New research into ancient stone tools suggests literary culture may have spread in Japan hundreds of years earlier than previously thought.

Many ancient stone pieces previously believed to be whetstones and various other tools may have actually been used to treat ink, according to findings from a recent archaeological survey.

The full-scale use of written characters was previously said to have started around the fifth century in the nation.

But Yasuo Yanagida, a visiting professor of archaeology at Kokugakuin University, argues in his latest paper that more than 150 stone artifacts dating from the Yayoi Pottery Culture Period (1000 B.C.-A.D. 250) and the Kofun Period (third to seventh century) he examined could, in fact, be writing tools.

The findings were published in the bulletin of the Research Center for Makimukugaku, based in Sakurai, Nara Prefecture.

In 2016, an ink slab from the latter half of the Yayoi Period (first to second century) was unearthed at the Mikumo-Iwara archaeological site in Itoshima, Fukuoka Prefecture.

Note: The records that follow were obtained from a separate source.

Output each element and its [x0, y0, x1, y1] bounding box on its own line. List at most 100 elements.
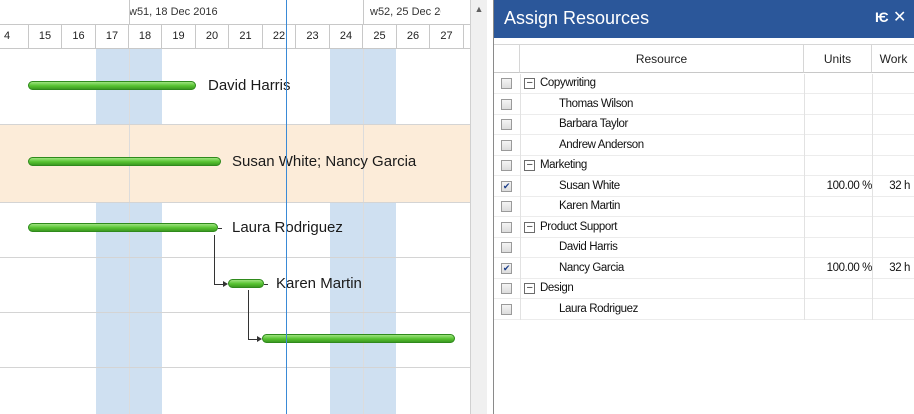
resource-name: Andrew Anderson: [559, 138, 644, 151]
day-cell: 15: [29, 24, 62, 48]
day-cell: 16: [62, 24, 96, 48]
task-bar[interactable]: [28, 81, 196, 90]
units-column-header[interactable]: Units: [804, 44, 872, 73]
assign-checkbox[interactable]: [501, 98, 512, 110]
assign-checkbox[interactable]: ✔: [501, 180, 512, 192]
resource-row[interactable]: David Harris: [494, 238, 914, 258]
task-resource-label: Susan White; Nancy Garcia: [232, 153, 417, 170]
week-label: w52, 25 Dec 2016: [370, 6, 441, 18]
dependency-line: [248, 290, 249, 339]
resource-group-name: Marketing: [540, 159, 587, 171]
row-divider: [0, 257, 470, 258]
resource-group-row[interactable]: − Product Support: [494, 218, 914, 238]
resource-name: Laura Rodriguez: [559, 302, 639, 315]
resource-name: David Harris: [559, 241, 618, 253]
resource-group-name: Copywriting: [540, 77, 596, 89]
panel-title-bar: Assign Resources Ѥ ✕: [494, 0, 914, 38]
resource-name: Susan White: [559, 179, 620, 192]
assign-checkbox[interactable]: [501, 119, 512, 130]
dependency-line: [214, 284, 223, 285]
resource-row[interactable]: Karen Martin: [494, 197, 914, 217]
task-resource-label: David Harris: [208, 77, 291, 94]
close-icon[interactable]: ✕: [893, 7, 906, 27]
day-cell: 23: [296, 24, 330, 48]
assign-checkbox[interactable]: [501, 78, 512, 89]
assign-checkbox[interactable]: [501, 303, 512, 315]
resource-group-name: Design: [540, 282, 574, 294]
resource-group-row[interactable]: − Design: [494, 279, 914, 299]
resource-column-header[interactable]: Resource: [520, 44, 804, 73]
task-bar[interactable]: [262, 334, 455, 343]
assign-checkbox[interactable]: [501, 242, 512, 253]
column-separator: [520, 74, 521, 320]
week-separator: [363, 0, 364, 24]
resource-name: Karen Martin: [559, 200, 621, 212]
day-cell: 18: [129, 24, 162, 48]
day-cell: 4: [0, 24, 29, 48]
collapse-icon[interactable]: −: [524, 160, 535, 171]
assign-checkbox[interactable]: [501, 160, 512, 171]
gantt-vertical-scrollbar[interactable]: ▲: [470, 0, 487, 414]
task-bar[interactable]: [228, 279, 264, 288]
assign-checkbox[interactable]: [501, 139, 512, 151]
resource-group-row[interactable]: − Marketing: [494, 156, 914, 176]
week-label: w51, 18 Dec 2016: [129, 6, 218, 18]
row-divider: [0, 312, 470, 313]
collapse-icon[interactable]: −: [524, 221, 535, 233]
scroll-up-arrow-icon[interactable]: ▲: [471, 0, 487, 18]
resource-work[interactable]: 32 h: [874, 180, 910, 192]
dependency-line: [214, 235, 215, 284]
work-column-header[interactable]: Work: [872, 44, 914, 73]
resource-group-name: Product Support: [540, 220, 618, 233]
day-cell: 19: [162, 24, 196, 48]
task-bar[interactable]: [28, 157, 221, 166]
column-separator: [804, 74, 805, 320]
column-separator: [872, 74, 873, 320]
day-line: [363, 48, 364, 414]
resource-row[interactable]: Laura Rodriguez: [494, 300, 914, 320]
day-cell: 27: [430, 24, 464, 48]
task-bar[interactable]: [28, 223, 218, 232]
resource-row[interactable]: Barbara Taylor: [494, 115, 914, 135]
resource-group-row[interactable]: − Copywriting: [494, 74, 914, 94]
dependency-line: [218, 228, 222, 229]
assign-checkbox[interactable]: ✔: [501, 262, 512, 274]
resource-row[interactable]: ✔ Susan White 100.00 % 32 h: [494, 177, 914, 197]
day-cell: 22: [263, 24, 296, 48]
assign-checkbox[interactable]: [501, 221, 512, 233]
resource-row[interactable]: Thomas Wilson: [494, 95, 914, 115]
collapse-icon[interactable]: −: [524, 283, 535, 294]
dependency-line: [264, 284, 268, 285]
day-cell: 26: [397, 24, 430, 48]
row-divider: [0, 124, 470, 125]
resource-row[interactable]: Andrew Anderson: [494, 136, 914, 156]
resource-work[interactable]: 32 h: [874, 262, 910, 274]
assign-checkbox[interactable]: [501, 283, 512, 294]
resource-units[interactable]: 100.00 %: [806, 262, 873, 274]
dependency-arrow: [257, 336, 262, 342]
resource-name: Barbara Taylor: [559, 118, 628, 130]
collapse-icon[interactable]: −: [524, 78, 535, 89]
assign-checkbox[interactable]: [501, 201, 512, 212]
resource-row[interactable]: ✔ Nancy Garcia 100.00 % 32 h: [494, 259, 914, 279]
resource-name: Nancy Garcia: [559, 261, 624, 274]
resource-name: Thomas Wilson: [559, 97, 634, 110]
day-cell: 24: [330, 24, 363, 48]
week-separator: [129, 0, 130, 24]
header-divider: [0, 48, 470, 49]
row-divider: [0, 367, 470, 368]
task-resource-label: Laura Rodriguez: [232, 219, 343, 236]
panel-title: Assign Resources: [504, 8, 650, 28]
day-cell: 25: [363, 24, 397, 48]
day-cell: 20: [196, 24, 229, 48]
day-cell: 21: [229, 24, 263, 48]
gantt-chart[interactable]: w51, 18 Dec 2016 w52, 25 Dec 2016 4 15 1…: [0, 0, 470, 414]
current-date-line: [286, 0, 287, 414]
dependency-arrow: [223, 281, 228, 287]
pin-icon[interactable]: Ѥ: [875, 9, 889, 25]
dependency-line: [248, 339, 257, 340]
resource-units[interactable]: 100.00 %: [806, 180, 873, 192]
day-cell: 17: [96, 24, 129, 48]
select-column-header: [494, 44, 520, 73]
row-divider: [0, 202, 470, 203]
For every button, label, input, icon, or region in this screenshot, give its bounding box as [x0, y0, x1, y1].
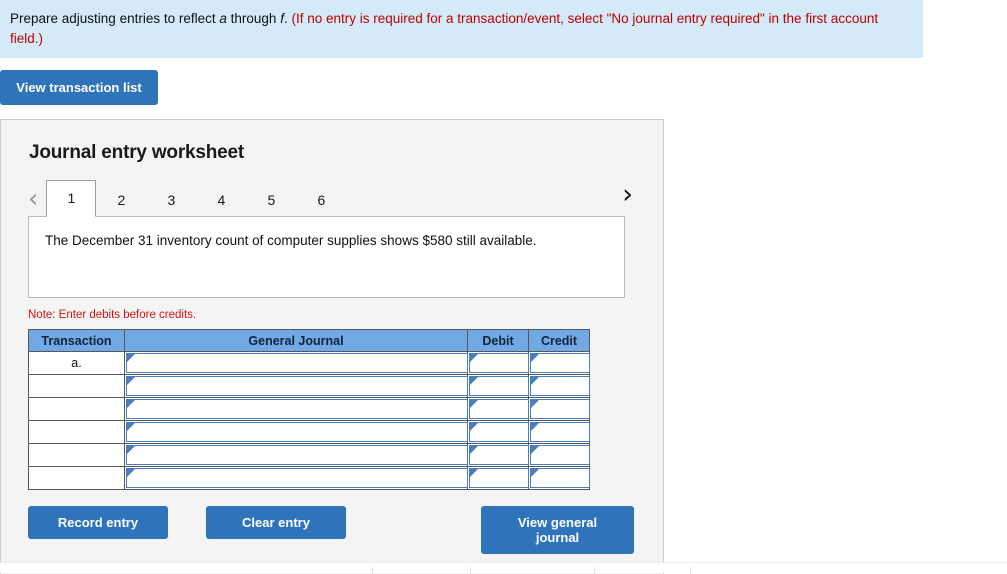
- account-select-1[interactable]: [126, 353, 468, 374]
- tab-6[interactable]: 6: [296, 182, 346, 217]
- dropdown-marker-icon: [127, 377, 135, 386]
- credit-cell-3: [528, 397, 590, 422]
- debit-cell-5: [467, 443, 529, 468]
- view-general-journal-button[interactable]: View general journal: [481, 506, 634, 555]
- journal-entry-worksheet-panel: Journal entry worksheet ‹ 1 2 3 4 5 6 › …: [0, 119, 664, 574]
- credit-input-3[interactable]: [530, 399, 590, 420]
- debit-input-6[interactable]: [469, 468, 529, 489]
- tab-2[interactable]: 2: [96, 182, 146, 217]
- worksheet-actions: Record entry Clear entry View general jo…: [28, 506, 634, 555]
- dropdown-marker-icon: [470, 400, 478, 409]
- debit-input-2[interactable]: [469, 376, 529, 397]
- credit-input-6[interactable]: [530, 468, 590, 489]
- account-select-2[interactable]: [126, 376, 468, 397]
- credit-cell-5: [528, 443, 590, 468]
- general-journal-cell-6: [124, 466, 468, 491]
- general-journal-cell-2: [124, 374, 468, 399]
- table-row: [28, 420, 590, 445]
- debit-input-4[interactable]: [469, 422, 529, 443]
- credit-input-1[interactable]: [530, 353, 590, 374]
- debit-cell-6: [467, 466, 529, 491]
- credit-cell-6: [528, 466, 590, 491]
- credit-cell-2: [528, 374, 590, 399]
- dropdown-marker-icon: [531, 400, 539, 409]
- tab-3[interactable]: 3: [146, 182, 196, 217]
- table-header-row: Transaction General Journal Debit Credit: [28, 329, 590, 353]
- debit-cell-2: [467, 374, 529, 399]
- column-header-debit: Debit: [467, 329, 529, 353]
- journal-entry-table: Transaction General Journal Debit Credit…: [28, 329, 590, 491]
- transaction-label-1: a.: [28, 351, 125, 376]
- account-select-3[interactable]: [126, 399, 468, 420]
- banner-italic-a: a: [219, 11, 227, 26]
- bottom-strip: [0, 562, 1007, 574]
- dropdown-marker-icon: [127, 469, 135, 478]
- table-row: [28, 374, 590, 399]
- dropdown-marker-icon: [470, 469, 478, 478]
- toolbar: View transaction list: [0, 58, 1007, 106]
- chevron-left-icon[interactable]: ‹: [28, 186, 38, 217]
- transaction-label-5: [28, 443, 125, 468]
- table-row: [28, 397, 590, 422]
- transaction-label-4: [28, 420, 125, 445]
- table-row: [28, 443, 590, 468]
- dropdown-marker-icon: [531, 446, 539, 455]
- debit-input-1[interactable]: [469, 353, 529, 374]
- general-journal-cell-4: [124, 420, 468, 445]
- transaction-label-6: [28, 466, 125, 491]
- account-select-6[interactable]: [126, 468, 468, 489]
- table-row: a.: [28, 351, 590, 376]
- dropdown-marker-icon: [470, 354, 478, 363]
- general-journal-cell-1: [124, 351, 468, 376]
- debit-cell-4: [467, 420, 529, 445]
- dropdown-marker-icon: [127, 446, 135, 455]
- dropdown-marker-icon: [470, 377, 478, 386]
- transaction-label-2: [28, 374, 125, 399]
- dropdown-marker-icon: [470, 446, 478, 455]
- debit-input-5[interactable]: [469, 445, 529, 466]
- account-select-4[interactable]: [126, 422, 468, 443]
- tab-5[interactable]: 5: [246, 182, 296, 217]
- dropdown-marker-icon: [531, 469, 539, 478]
- chevron-right-icon[interactable]: ›: [622, 181, 633, 213]
- account-select-5[interactable]: [126, 445, 468, 466]
- dropdown-marker-icon: [127, 423, 135, 432]
- dropdown-marker-icon: [531, 423, 539, 432]
- table-row: [28, 466, 590, 491]
- dropdown-marker-icon: [531, 377, 539, 386]
- dropdown-marker-icon: [127, 400, 135, 409]
- debit-cell-1: [467, 351, 529, 376]
- credit-cell-1: [528, 351, 590, 376]
- record-entry-button[interactable]: Record entry: [28, 506, 168, 540]
- banner-lead-text: Prepare adjusting entries to reflect: [10, 11, 220, 26]
- transaction-label-3: [28, 397, 125, 422]
- banner-mid-text: through: [226, 11, 281, 26]
- page-title: Journal entry worksheet: [29, 142, 245, 164]
- tab-1[interactable]: 1: [46, 180, 97, 218]
- debit-cell-3: [467, 397, 529, 422]
- dropdown-marker-icon: [127, 354, 135, 363]
- credit-input-2[interactable]: [530, 376, 590, 397]
- credit-input-4[interactable]: [530, 422, 590, 443]
- debits-before-credits-note: Note: Enter debits before credits.: [28, 309, 197, 322]
- credit-cell-4: [528, 420, 590, 445]
- general-journal-cell-5: [124, 443, 468, 468]
- scenario-description: The December 31 inventory count of compu…: [28, 216, 625, 299]
- credit-input-5[interactable]: [530, 445, 590, 466]
- view-transaction-list-button[interactable]: View transaction list: [0, 70, 158, 106]
- dropdown-marker-icon: [531, 354, 539, 363]
- clear-entry-button[interactable]: Clear entry: [206, 506, 346, 540]
- debit-input-3[interactable]: [469, 399, 529, 420]
- general-journal-cell-3: [124, 397, 468, 422]
- instruction-banner: Prepare adjusting entries to reflect a t…: [0, 0, 923, 59]
- tab-4[interactable]: 4: [196, 182, 246, 217]
- column-header-transaction: Transaction: [28, 329, 125, 353]
- column-header-general-journal: General Journal: [124, 329, 468, 353]
- column-header-credit: Credit: [528, 329, 590, 353]
- worksheet-tabbar: ‹ 1 2 3 4 5 6 ›: [1, 180, 663, 218]
- dropdown-marker-icon: [470, 423, 478, 432]
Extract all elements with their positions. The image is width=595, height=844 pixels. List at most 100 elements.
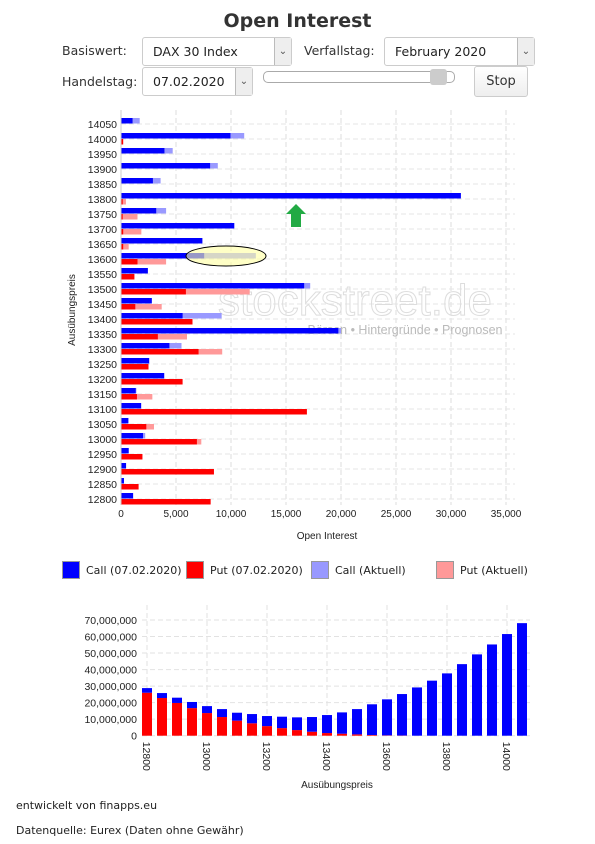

That site is said to have been the capital of Itokoku, a community written about in the ancient Chinese historical document "Gishiwajinden," which recorded encounters with Japan.

Yanagida was inspired by that discovery.

He began measuring and researching stone objects, mainly from the Yayoi Period, found in the Chugoku and Kinki regions as well as other parts of western Japan.

He went to the Makimuku ruins in Sakurai, which were created sometime from the early third century to the early fourth century and were likely home to the Yamatai state.

Yanagida concludes that most of the artifacts originally believed to be whetstones are, in fact, former ink slabs. He notes that inkstones typically have hollows made by rubbing ink and blackish remains likely deriving from ink.

The ink slabs were unearthed at former locations of major communities, dating back to between the middle of the mid-Yayoi Period (c. 100 B.C.) and the mid-Kofun Period (fifth century), when Japan was called Wakoku.

Because many pieces of earthenware from Lelang, a commandery set up by China’s Earlier Han Dynasty on the Korean Peninsula in 108 B.C., have also been discovered at Mikumo-Iwara, where an inkstone was found, Yanagida argues that Japan’s practice of writing was likely introduced around that time.

Tadashi Nishitani, a professor emeritus of East Asian archaeology at Kyushu University, said Yanagida’s findings are significant.

“The literary culture can be deemed as part of Chinese native culture introduced to Japan when it made contact with Lelang,” Nishitani said.

“Although additional research needs to be carried out to carefully determine whether all the stone tools surveyed are really ink slabs, the study has significance because it indicates use of characters widespread in western Japan from inkstones.”